February 5, 20190 mins read
A recently discovered vulnerability in NumPy, the widely used open source package for scientific computing in Python, allows for the execution of arbitrary, potentially malicious code.
NumPy is part of the SciPy ecosystem, which is a collection of open source software packages for mathematics, science, and engineering. NumPy is used in both industry and academia and has over 9,000 stars on GitHub and more than 700 contributors. According to the records available through PyPI’s BigQuery, NumPy has been downloaded nearly 4 million times in the last three months.
On 16th Jan 2019, GitHub user nanshihui opened an issue stating that the numpy.load function was vulnerable to the execution of arbitrary code because of how it was using Python pickle module. The Python pickle module serializes and deserializes Python objects. “Pickling” converts the Python object hierarchy into a byte stream and “unpickling” takes a byte stream and converts it back into an object hierarchy. Accepting pickled arrays from untrusted sources is dangerous because there is no way to verify it before unpickling. If malicious shellcode is provided as input, it could execute once unpickled.
The vulnerability is present in NumPy versions between 1.10 (released in October of 2015) and the most recent version, 1.16. More details on this vulnerability can be found here in Snyk’s database.

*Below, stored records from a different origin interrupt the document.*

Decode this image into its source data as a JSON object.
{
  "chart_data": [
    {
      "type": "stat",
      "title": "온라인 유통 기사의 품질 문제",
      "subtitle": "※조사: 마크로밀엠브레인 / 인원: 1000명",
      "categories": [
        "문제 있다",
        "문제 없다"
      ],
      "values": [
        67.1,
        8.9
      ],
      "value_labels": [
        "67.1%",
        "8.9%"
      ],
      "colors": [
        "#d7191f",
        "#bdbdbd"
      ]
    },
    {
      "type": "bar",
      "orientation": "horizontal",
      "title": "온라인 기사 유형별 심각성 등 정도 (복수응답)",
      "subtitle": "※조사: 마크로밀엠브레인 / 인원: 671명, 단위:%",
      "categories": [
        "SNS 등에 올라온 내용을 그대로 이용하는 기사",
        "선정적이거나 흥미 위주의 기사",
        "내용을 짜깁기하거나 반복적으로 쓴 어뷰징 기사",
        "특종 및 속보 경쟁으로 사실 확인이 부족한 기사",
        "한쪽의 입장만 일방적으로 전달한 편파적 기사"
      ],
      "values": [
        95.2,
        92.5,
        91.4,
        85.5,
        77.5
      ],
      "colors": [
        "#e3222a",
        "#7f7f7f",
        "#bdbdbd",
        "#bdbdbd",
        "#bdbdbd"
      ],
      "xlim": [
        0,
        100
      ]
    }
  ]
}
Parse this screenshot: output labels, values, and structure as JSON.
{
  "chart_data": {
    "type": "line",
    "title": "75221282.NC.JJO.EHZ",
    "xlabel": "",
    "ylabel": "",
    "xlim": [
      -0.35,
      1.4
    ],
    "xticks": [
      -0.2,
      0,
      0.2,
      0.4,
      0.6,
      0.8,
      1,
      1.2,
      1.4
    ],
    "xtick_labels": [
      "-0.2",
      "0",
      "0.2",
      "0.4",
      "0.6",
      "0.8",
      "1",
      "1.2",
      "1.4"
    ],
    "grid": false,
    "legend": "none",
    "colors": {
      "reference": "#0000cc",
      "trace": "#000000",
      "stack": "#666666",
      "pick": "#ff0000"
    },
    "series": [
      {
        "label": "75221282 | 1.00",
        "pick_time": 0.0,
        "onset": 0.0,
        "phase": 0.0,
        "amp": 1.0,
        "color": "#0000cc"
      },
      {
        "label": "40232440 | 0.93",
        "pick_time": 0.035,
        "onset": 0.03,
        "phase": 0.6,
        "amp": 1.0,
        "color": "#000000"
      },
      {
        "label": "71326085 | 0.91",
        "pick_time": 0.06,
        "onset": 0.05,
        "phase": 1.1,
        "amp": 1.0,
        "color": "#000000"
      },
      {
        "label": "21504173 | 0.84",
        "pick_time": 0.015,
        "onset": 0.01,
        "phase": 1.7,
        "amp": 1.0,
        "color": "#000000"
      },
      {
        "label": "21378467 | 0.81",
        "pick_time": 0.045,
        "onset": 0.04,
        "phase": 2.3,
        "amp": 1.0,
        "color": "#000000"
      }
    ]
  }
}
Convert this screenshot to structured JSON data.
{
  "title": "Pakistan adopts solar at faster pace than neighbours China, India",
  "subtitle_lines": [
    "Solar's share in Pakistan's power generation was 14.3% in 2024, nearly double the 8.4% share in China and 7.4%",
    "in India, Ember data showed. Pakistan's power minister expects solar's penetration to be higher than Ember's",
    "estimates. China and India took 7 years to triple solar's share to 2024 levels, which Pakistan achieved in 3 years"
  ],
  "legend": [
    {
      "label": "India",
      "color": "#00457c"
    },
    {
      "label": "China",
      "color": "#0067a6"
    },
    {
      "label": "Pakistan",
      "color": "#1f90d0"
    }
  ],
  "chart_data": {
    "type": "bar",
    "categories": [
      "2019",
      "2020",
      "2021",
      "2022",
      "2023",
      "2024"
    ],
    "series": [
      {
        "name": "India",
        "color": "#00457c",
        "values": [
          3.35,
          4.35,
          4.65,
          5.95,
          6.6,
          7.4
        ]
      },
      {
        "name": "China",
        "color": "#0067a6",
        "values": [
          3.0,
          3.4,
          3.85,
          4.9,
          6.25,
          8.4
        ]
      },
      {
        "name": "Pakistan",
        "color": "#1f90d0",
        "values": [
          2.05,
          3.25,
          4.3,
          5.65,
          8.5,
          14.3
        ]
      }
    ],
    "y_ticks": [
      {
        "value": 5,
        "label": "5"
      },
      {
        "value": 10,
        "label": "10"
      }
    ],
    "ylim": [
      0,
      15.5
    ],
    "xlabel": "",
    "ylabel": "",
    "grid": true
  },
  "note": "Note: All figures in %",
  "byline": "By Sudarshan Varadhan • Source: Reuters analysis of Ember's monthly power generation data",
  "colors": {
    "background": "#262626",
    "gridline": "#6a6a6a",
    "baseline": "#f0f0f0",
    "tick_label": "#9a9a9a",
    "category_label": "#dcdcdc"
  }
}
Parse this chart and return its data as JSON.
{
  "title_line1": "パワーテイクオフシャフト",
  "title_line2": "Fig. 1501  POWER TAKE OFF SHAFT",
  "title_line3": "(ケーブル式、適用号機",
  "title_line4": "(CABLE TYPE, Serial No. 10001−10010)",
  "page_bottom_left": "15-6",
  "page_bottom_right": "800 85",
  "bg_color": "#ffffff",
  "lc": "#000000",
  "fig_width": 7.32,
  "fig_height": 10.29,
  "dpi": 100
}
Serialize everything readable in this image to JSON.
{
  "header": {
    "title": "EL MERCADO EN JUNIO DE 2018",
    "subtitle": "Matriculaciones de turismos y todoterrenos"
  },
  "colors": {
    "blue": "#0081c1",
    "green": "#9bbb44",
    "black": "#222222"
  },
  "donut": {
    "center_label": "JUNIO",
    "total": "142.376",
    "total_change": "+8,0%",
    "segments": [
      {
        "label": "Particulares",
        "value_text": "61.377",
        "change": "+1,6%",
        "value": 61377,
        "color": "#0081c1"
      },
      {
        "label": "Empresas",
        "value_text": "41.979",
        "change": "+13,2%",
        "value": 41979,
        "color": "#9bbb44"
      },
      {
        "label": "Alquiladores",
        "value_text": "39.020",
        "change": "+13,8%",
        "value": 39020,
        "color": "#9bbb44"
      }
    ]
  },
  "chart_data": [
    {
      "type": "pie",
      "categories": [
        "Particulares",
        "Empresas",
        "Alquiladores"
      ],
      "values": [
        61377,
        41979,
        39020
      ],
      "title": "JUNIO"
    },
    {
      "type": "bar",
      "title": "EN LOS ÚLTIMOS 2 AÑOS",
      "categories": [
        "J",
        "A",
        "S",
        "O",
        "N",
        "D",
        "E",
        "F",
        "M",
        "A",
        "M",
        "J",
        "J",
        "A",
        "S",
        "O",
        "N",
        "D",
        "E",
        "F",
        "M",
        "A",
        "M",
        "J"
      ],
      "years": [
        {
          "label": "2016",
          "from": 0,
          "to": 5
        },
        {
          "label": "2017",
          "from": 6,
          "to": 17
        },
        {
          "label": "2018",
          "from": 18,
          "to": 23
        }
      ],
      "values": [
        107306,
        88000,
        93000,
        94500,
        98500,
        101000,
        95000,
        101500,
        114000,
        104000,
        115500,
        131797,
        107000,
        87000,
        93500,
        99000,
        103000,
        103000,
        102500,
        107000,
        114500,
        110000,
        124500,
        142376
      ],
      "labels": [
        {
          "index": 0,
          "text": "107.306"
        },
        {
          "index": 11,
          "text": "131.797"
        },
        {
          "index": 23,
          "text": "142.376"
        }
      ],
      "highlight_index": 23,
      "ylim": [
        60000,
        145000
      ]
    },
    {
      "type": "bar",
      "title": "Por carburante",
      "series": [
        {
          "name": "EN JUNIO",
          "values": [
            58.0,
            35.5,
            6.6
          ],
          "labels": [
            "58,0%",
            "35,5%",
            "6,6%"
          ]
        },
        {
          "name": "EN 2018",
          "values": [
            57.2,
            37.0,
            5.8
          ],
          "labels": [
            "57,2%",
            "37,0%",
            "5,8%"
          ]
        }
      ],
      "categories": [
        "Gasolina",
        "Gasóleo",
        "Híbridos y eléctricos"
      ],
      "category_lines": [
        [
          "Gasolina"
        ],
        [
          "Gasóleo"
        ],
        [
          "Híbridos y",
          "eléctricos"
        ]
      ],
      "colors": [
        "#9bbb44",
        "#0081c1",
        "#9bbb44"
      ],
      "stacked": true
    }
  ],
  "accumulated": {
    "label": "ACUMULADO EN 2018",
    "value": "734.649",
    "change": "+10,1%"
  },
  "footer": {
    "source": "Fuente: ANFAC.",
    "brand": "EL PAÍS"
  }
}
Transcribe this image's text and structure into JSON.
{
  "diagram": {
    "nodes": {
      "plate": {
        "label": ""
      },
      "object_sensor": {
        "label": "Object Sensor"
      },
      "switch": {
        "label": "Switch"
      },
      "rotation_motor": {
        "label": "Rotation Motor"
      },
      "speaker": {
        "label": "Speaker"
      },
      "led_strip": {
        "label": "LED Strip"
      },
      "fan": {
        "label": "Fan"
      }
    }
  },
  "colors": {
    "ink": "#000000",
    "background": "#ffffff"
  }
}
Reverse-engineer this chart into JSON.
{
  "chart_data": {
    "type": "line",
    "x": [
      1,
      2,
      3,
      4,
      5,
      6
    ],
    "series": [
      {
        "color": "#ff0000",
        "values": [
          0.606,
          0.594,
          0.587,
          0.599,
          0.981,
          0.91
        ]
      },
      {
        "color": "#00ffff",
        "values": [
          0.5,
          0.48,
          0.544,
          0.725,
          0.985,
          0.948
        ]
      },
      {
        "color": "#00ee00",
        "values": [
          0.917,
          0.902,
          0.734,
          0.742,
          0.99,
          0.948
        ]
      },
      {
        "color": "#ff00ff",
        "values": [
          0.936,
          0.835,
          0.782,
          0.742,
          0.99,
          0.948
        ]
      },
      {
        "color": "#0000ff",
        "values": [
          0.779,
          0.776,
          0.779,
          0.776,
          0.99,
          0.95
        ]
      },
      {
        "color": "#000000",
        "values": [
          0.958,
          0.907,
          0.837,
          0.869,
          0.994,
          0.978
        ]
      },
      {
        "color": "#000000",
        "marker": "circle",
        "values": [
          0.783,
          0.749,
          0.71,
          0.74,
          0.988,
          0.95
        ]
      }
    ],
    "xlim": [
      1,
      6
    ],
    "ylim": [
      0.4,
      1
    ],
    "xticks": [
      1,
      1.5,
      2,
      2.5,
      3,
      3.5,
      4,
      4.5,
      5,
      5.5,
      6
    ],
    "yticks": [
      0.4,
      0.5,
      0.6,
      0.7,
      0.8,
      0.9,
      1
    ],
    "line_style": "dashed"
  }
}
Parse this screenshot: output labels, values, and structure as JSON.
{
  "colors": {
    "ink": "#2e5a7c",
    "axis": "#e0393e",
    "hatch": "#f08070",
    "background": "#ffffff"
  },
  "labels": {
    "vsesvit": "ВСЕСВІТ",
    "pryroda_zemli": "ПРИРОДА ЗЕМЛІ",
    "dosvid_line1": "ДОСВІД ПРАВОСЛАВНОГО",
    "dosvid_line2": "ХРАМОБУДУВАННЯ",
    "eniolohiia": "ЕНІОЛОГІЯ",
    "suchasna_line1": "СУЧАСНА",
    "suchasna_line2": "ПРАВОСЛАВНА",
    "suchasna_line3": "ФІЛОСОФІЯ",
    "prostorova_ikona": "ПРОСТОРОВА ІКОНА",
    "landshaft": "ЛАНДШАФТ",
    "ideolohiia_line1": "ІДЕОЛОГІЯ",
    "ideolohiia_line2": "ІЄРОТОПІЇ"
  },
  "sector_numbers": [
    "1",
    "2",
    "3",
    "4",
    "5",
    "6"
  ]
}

The affected NumPy versions default to allowing pickled object arrays to be loaded. This should only be done when the source is trusted but is bad practice as default behavior.
Currently there are no known instances of this vulnerability being exploited, but as awareness of the problem grows that could change. The exploit does not require authentication, nor does it require a lot of technical knowledge to take advantage of it.
At the time of this writing, neither a patch or an upgrade has been made available, although the NumPy team are working on it. You can make sure that you are not vulnerable by passing
allow_pickle=False to any instance of
numpy.load that loads data from an untrusted source.
Are you affected?
If you are a Snyk user you will be notified through your routine alerts if you have projects with vulnerable NumPy dependencies.